The dispute in the Tolner Rebbe's story between the Lion and the Wolf is exactly parallel to the first case every law student studies in his 1st year Property course, Pierson v. Post, from 1805 in New York. That was a case of a fox hunter (Post) who was in hot pursuit of a fox and, using his hounds (here, the fox didn't get to be the judge!) almost had it when and a Johnny-come-lately interloper, (Pierson), swoops in and kills the fox before Post can finish it off. Based on this case, the common law became that one acquires the animal when one captures or mortally wounds it, not merely chases it for a long time, so the Lion should have gotten the whole sheep, and shouldn't have had to split it, as the fox ruled. That case predated the Tolna rebbe's story by almost 40 years, but apparently the fox didn't follow the British/American Common law precedent!

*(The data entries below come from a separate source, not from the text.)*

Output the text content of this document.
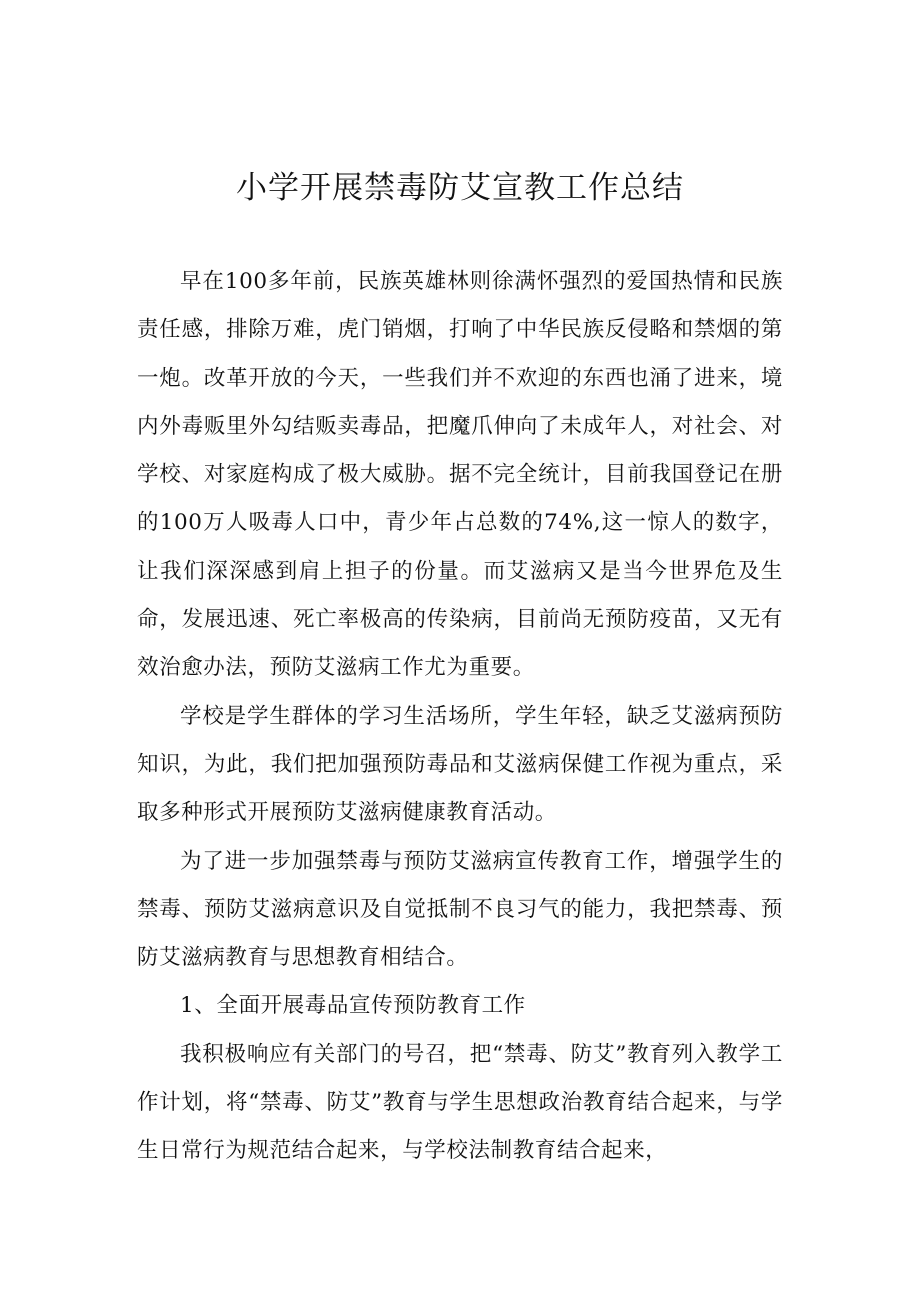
小学开展禁毒防艾宣教工作总结

早在100多年前，民族英雄林则徐满怀强烈的爱国热情和民族责任感，排除万难，虎门销烟，打响了中华民族反侵略和禁烟的第一炮。改革开放的今天，一些我们并不欢迎的东西也涌了进来，境内外毒贩里外勾结贩卖毒品，把魔爪伸向了未成年人，对社会、对学校、对家庭构成了极大威胁。据不完全统计，目前我国登记在册的100万人吸毒人口中，青少年占总数的74%,这一惊人的数字，让我们深深感到肩上担子的份量。而艾滋病又是当今世界危及生命，发展迅速、死亡率极高的传染病，目前尚无预防疫苗，又无有效治愈办法，预防艾滋病工作尤为重要。

学校是学生群体的学习生活场所，学生年轻，缺乏艾滋病预防知识，为此，我们把加强预防毒品和艾滋病保健工作视为重点，采取多种形式开展预防艾滋病健康教育活动。

为了进一步加强禁毒与预防艾滋病宣传教育工作，增强学生的禁毒、预防艾滋病意识及自觉抵制不良习气的能力，我把禁毒、预防艾滋病教育与思想教育相结合。

1、全面开展毒品宣传预防教育工作

我积极响应有关部门的号召，把“禁毒、防艾”教育列入教学工作计划，将“禁毒、防艾”教育与学生思想政治教育结合起来，与学生日常行为规范结合起来，与学校法制教育结合起来，
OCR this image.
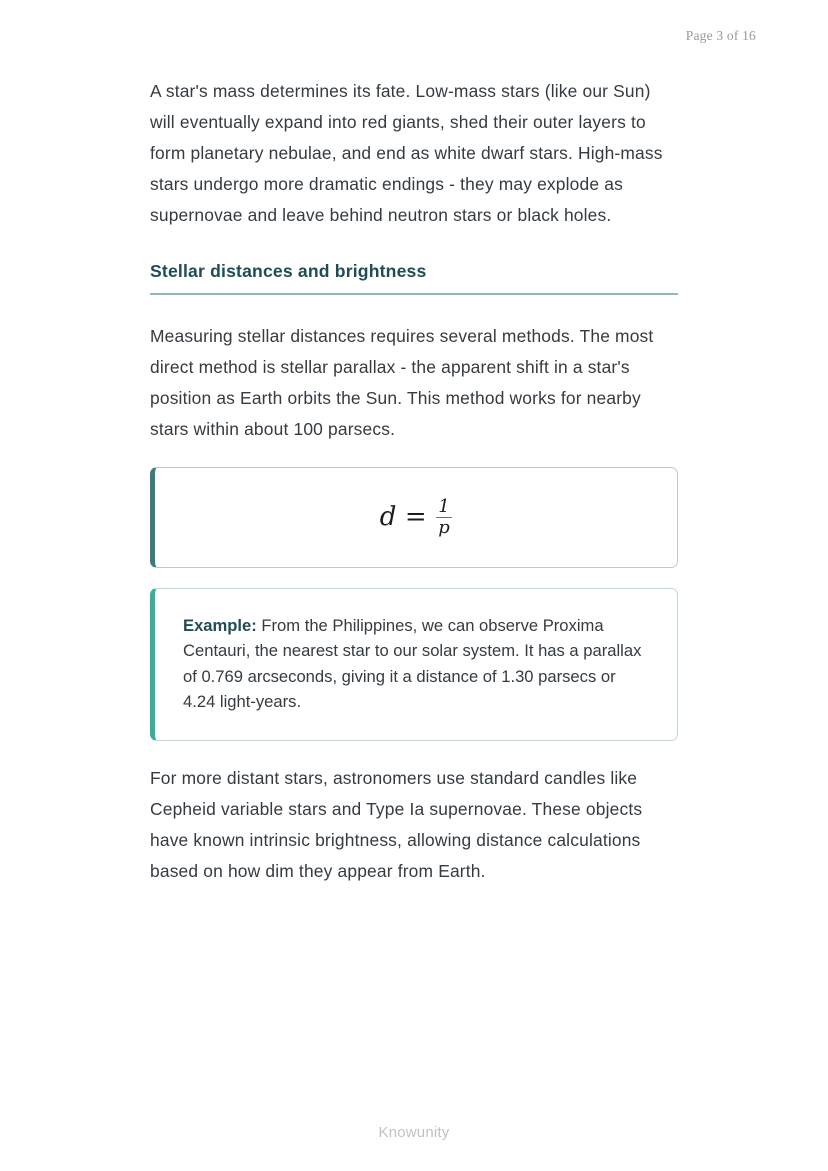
Page 3 of 16

A star's mass determines its fate. Low-mass stars (like our Sun) will eventually expand into red giants, shed their outer layers to form planetary nebulae, and end as white dwarf stars. High-mass stars undergo more dramatic endings - they may explode as supernovae and leave behind neutron stars or black holes.

Stellar distances and brightness

Measuring stellar distances requires several methods. The most direct method is stellar parallax - the apparent shift in a star's position as Earth orbits the Sun. This method works for nearby stars within about 100 parsecs.

$d = \frac{1}{p}$

Example: From the Philippines, we can observe Proxima Centauri, the nearest star to our solar system. It has a parallax of 0.769 arcseconds, giving it a distance of 1.30 parsecs or 4.24 light-years.

For more distant stars, astronomers use standard candles like Cepheid variable stars and Type Ia supernovae. These objects have known intrinsic brightness, allowing distance calculations based on how dim they appear from Earth.

Knowunity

Also, regarding the dispute between the Chassid and the Poritz, relating to the enforcement of a verbal contract for the sale of land; The Statute of Frauds was passed in 1677 and says that certain types of contracts have to be in writing to be enforceable in a court of law. One type of contract that must be in writing to be enforceable is that of an interest in land. Here, the Chassid is buying a section of forest for the purpose of lumbering, so it is an interest in land. Therefore, it would be within the Statute of Frauds, and would have to be in writing to be enforcable according to British/American common law. Here, the civil courts in Tolna must have had a similar law because the story said that the Poritz knew he wouldn't be able to enforce the contract in civil court.
With regard to the Rebbe's mashal, which teaches us how the Beis Din is far superior to secular courts partially because the cost of litigation is so much less, and the awards aren't eaten away by those pesky lawyers; There was an interesting article from 2 days ago at Law.com about a little employment law case that got so bitter and drawn out, that at the end one side sued the other for $150,000 in attorney's fees for a simple overtime dispute!
Thank you Yitz for a great post at Heichal Hanegina!